KYIV was struck four times in early morning attack with ‘kamikaze drones’ that damaged a building and targeted a train station.—AFP
KYIV was struck four times in early morning attack with ‘kamikaze drones’ that damaged a building and targeted a train station.—AFP

• PM says strikes hit critical infrastructure in three regions
• UN voices alarm at escalating conflict
• Jet crashes into Russia’s residential area

KYIV: At least six people were killed by Russian attacks on civil infrastructure in the Ukraine’s capital and the eastern region of Sumy, Ukraine officials said Monday, after dozens of drones were launched at Kyiv.

Russia launched the fresh attack using what the Ukrainian president’s office said were “kamikaze drones”. The strikes claimed at least three lives in the capital and an equal number in the eastern region of Sumy, according to Ukrainian officials.

“As of now, the number of people killed as a result of a kamikaze drone attack on a residential building has increased to three. Nineteen people have been rescued. (Rescue) work is ongoing,” the deputy head of the presidency, Kyrylo Tymoshenko, said on social media.

In the eastern region of Sumy the regional governor meanwhile said three people had been killed and several more were injured.

“At 5:20 (0220 GMT) in the morning, three Russian rockets hit a facility of civil infrastructure. At least three people died. Nine are injured. There are still people under the rubble,” Sumy regional governor Dmytro Zhyvytsky said on social media.

Energy infrastructure

Prime Minister Denys Shm­ygal earlier said Russian strikes had hit critical infrastructure in three regions, knocking out electricity to hundreds of towns and village across the country, where, according to the presidency, attacks had left some people killed and injured. Russian “terrorists” once again attacked the energy infrastructure of Ukraine in three regions, he said.

“Five drone strikes were recorded in Kyiv. Energy facilities and a residential building were damaged,” he said, adding that Russia had also launched rocket attacks on “critical infrastructure” in the central Dnipropetrovsk region and Sumy region in the east.

“Hundreds of settlements were cut off as a result of the attack,” he added.

The president’s office said Russian missile strikes on critical infrastructure had left several people dead and wounded. And in Dnipropetrovsk, three Russian missiles were shot down but another hit energy facilities.

War surge ‘deeply troubling’

The new United Nations rights chief voiced alarm at the escalating conflict in Ukraine as he began his posting on Monday, insisting that civilians must be protected. “Any escalation in warfare is deeply troubling to us, and it’s happening in Ukraine,” UN High Commissioner for Human Rights Volker Turk said in Geneva.

“We have received reports from our colleagues on the ground about these drone attacks,” said Turk, who is succeeding former Chilean president Michelle Bachelet at the helm of the UN rights office.

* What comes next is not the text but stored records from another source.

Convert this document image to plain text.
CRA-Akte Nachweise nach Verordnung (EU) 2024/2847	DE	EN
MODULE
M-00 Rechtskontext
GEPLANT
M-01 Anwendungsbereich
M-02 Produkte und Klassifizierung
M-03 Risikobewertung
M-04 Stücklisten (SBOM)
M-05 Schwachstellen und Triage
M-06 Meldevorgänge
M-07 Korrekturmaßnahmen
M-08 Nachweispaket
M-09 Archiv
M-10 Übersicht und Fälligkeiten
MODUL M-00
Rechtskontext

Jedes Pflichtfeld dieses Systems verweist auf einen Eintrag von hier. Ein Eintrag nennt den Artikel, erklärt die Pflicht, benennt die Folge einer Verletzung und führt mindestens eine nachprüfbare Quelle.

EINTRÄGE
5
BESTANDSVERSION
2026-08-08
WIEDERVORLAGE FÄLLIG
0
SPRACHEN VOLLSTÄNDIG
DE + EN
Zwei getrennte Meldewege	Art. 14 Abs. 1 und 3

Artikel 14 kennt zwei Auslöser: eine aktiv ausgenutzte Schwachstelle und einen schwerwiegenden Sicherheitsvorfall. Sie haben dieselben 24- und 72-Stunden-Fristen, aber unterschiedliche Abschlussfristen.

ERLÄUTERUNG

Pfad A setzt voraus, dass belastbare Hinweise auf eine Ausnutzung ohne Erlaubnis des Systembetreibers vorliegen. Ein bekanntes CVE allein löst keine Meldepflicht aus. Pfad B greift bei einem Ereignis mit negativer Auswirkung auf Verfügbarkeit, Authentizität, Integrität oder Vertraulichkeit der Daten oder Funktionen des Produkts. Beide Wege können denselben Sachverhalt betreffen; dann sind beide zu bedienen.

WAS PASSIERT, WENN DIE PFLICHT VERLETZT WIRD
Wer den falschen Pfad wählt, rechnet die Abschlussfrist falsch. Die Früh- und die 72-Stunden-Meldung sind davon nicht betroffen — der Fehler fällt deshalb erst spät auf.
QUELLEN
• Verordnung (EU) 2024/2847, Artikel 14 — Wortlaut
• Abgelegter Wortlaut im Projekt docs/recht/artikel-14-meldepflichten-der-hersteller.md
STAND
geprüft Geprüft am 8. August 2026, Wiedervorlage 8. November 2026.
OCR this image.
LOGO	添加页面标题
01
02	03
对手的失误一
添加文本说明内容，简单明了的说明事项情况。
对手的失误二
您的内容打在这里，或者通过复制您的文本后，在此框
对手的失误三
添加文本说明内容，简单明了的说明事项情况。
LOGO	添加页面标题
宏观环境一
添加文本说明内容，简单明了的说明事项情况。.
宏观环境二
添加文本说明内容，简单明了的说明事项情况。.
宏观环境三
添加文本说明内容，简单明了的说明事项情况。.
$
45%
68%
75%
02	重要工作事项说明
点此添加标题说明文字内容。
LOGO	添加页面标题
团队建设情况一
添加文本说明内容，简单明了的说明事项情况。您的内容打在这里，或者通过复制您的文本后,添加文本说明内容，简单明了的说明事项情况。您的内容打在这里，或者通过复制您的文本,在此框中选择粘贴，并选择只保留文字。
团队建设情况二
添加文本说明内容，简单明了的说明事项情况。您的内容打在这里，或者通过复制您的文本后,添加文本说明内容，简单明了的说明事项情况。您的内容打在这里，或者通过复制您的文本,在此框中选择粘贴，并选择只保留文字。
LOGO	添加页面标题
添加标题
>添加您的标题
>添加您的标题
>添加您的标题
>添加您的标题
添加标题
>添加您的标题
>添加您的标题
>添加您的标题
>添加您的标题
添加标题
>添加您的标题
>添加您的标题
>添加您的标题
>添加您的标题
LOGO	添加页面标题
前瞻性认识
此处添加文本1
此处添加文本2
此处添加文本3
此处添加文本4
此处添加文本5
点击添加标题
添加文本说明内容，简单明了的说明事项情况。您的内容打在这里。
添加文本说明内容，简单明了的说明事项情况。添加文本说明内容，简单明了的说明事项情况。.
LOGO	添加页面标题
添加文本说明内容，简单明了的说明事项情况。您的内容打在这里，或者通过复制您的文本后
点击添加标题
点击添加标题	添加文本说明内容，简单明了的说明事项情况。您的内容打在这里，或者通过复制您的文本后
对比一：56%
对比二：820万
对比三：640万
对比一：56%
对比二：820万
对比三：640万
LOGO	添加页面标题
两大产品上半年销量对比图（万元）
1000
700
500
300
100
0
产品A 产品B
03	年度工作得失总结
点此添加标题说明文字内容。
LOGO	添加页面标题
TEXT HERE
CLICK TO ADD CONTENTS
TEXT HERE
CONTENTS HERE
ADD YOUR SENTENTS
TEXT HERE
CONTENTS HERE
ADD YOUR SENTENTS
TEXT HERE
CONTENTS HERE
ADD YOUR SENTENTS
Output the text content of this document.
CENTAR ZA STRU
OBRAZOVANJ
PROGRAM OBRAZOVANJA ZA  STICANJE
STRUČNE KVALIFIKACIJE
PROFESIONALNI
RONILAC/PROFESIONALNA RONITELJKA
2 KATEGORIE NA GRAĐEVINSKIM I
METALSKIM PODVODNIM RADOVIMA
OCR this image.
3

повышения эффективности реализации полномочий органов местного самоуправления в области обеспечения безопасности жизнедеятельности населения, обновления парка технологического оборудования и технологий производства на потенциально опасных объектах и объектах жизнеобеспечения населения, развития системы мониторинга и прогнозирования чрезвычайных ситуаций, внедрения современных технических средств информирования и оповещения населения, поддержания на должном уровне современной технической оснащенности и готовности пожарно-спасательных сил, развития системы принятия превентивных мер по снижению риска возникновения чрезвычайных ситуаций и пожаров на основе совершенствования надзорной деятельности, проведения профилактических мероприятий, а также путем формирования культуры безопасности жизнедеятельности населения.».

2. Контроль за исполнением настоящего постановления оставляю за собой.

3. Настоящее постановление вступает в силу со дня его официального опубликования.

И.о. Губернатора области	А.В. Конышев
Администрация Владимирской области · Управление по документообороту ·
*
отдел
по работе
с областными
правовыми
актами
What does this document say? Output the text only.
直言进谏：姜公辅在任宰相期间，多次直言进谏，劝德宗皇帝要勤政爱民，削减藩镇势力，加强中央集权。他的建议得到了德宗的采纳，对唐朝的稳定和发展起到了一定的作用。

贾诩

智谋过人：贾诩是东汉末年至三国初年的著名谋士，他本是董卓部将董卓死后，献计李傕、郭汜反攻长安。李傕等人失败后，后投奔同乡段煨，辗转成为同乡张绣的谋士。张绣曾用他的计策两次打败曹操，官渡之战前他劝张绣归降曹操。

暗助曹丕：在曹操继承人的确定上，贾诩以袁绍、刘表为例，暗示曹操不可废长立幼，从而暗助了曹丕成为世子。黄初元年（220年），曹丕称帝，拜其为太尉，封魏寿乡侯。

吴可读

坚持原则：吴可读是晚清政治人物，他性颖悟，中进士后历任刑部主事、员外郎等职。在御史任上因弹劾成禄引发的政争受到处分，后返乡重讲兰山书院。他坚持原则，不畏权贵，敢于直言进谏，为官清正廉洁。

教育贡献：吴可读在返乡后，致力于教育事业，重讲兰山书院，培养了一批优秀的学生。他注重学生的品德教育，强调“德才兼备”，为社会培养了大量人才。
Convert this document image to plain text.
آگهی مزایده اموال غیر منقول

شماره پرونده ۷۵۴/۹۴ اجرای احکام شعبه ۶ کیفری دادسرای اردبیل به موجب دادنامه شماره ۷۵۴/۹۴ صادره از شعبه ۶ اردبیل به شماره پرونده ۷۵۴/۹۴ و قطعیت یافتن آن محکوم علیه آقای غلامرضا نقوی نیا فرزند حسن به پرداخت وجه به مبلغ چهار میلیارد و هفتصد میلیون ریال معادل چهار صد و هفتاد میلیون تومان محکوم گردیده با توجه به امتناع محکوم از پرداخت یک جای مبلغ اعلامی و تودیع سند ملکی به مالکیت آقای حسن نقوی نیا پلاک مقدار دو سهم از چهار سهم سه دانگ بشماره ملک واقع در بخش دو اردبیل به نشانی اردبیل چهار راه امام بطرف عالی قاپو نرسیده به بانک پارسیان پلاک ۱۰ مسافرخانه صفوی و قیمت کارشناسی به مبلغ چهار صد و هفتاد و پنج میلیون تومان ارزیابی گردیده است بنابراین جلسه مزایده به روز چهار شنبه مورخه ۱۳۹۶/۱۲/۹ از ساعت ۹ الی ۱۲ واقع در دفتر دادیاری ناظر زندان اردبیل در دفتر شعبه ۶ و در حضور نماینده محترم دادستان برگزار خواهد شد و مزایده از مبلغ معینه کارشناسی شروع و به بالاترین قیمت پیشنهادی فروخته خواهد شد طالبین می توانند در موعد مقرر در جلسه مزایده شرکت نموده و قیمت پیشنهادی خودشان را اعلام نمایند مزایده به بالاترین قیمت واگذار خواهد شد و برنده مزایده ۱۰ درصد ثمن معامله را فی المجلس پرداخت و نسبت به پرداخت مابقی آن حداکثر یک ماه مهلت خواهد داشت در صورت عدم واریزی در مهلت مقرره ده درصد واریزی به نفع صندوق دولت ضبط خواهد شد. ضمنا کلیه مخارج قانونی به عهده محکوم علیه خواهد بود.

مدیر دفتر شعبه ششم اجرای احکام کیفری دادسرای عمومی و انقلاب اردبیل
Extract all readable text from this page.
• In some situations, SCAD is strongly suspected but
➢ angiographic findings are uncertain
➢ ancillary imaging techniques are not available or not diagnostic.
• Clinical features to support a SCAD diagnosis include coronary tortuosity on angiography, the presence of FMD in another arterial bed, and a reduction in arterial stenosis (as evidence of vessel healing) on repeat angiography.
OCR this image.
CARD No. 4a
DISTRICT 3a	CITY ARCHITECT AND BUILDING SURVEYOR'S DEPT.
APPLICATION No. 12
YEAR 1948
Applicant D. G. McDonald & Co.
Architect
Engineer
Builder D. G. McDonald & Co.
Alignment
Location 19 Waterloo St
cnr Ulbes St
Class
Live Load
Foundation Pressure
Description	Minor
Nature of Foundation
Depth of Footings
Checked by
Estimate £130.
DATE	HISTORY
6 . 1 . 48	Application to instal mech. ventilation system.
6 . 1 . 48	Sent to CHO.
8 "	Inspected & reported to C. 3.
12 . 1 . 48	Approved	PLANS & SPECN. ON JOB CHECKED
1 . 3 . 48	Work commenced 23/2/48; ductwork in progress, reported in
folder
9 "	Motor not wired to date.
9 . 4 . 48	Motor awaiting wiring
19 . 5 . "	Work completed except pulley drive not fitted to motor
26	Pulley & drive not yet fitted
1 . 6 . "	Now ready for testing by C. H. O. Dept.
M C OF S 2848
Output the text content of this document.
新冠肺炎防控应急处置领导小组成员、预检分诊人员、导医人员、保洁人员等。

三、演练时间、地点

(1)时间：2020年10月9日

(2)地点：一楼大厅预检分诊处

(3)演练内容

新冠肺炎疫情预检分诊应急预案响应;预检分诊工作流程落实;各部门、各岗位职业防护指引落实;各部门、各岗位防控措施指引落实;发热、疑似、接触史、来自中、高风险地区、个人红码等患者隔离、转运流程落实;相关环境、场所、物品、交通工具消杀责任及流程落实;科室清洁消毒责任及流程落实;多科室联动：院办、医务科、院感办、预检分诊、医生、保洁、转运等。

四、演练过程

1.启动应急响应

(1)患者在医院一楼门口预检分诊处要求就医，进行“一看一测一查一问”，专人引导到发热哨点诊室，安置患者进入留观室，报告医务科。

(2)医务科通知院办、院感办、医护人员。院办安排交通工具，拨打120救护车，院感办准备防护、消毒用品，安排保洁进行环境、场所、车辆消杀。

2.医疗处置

“It is absolutely important that civilian objects, civilians are not targeted”, he said.

Israel warned

On the other hand, Russia’s former leader Dmitry Medvedev warned Israel against supplying weapons to Ukraine, saying any move to bolster Kyiv’s forces would severely damage bilateral ties.

“Israel appears to be getting ready to supply weapons to the Kyiv regime. A very reckless move. It would destroy all bilateral relations between our countries,” the former president said.

A spokeswoman for Israeli Prime Minister Yair Lapid, who also holds the foreign affairs portfolio, told AFP his office would not be commenting on Medvedev’s remarks.

Israel has sent humanitarian aid including helmets to Ukraine, but it has stopped short of sending weaponry. The government has sought to maintain ties with Moscow and is wary of Russia’s military presence across its northern frontier in Syria, where the Israeli military regularly launches strikes targeting pro-Iranian elements.

Jet crashes into building

Also, a Russian military plane crashed into a residential area in Yeysk, a town in southwestern Russia near the border with Ukraine, Russian news agencies reported, quoting the defence ministry. “On October 17, 2022, while taking off to carry out a training flight from the military airfield of the Southern Military District, an SU-34 aircraft crashed,” the ministry said.

Its statement said the military jet had malfunctioned after “one of its engines caught fire during take-off”.

“At the site of the Sukhoi Su-34 crash, in the courtyard of a residential area, the aircraft’s fuel caught fire,” the ministry said, shortly after images on social media showed buildings engulfed by flames.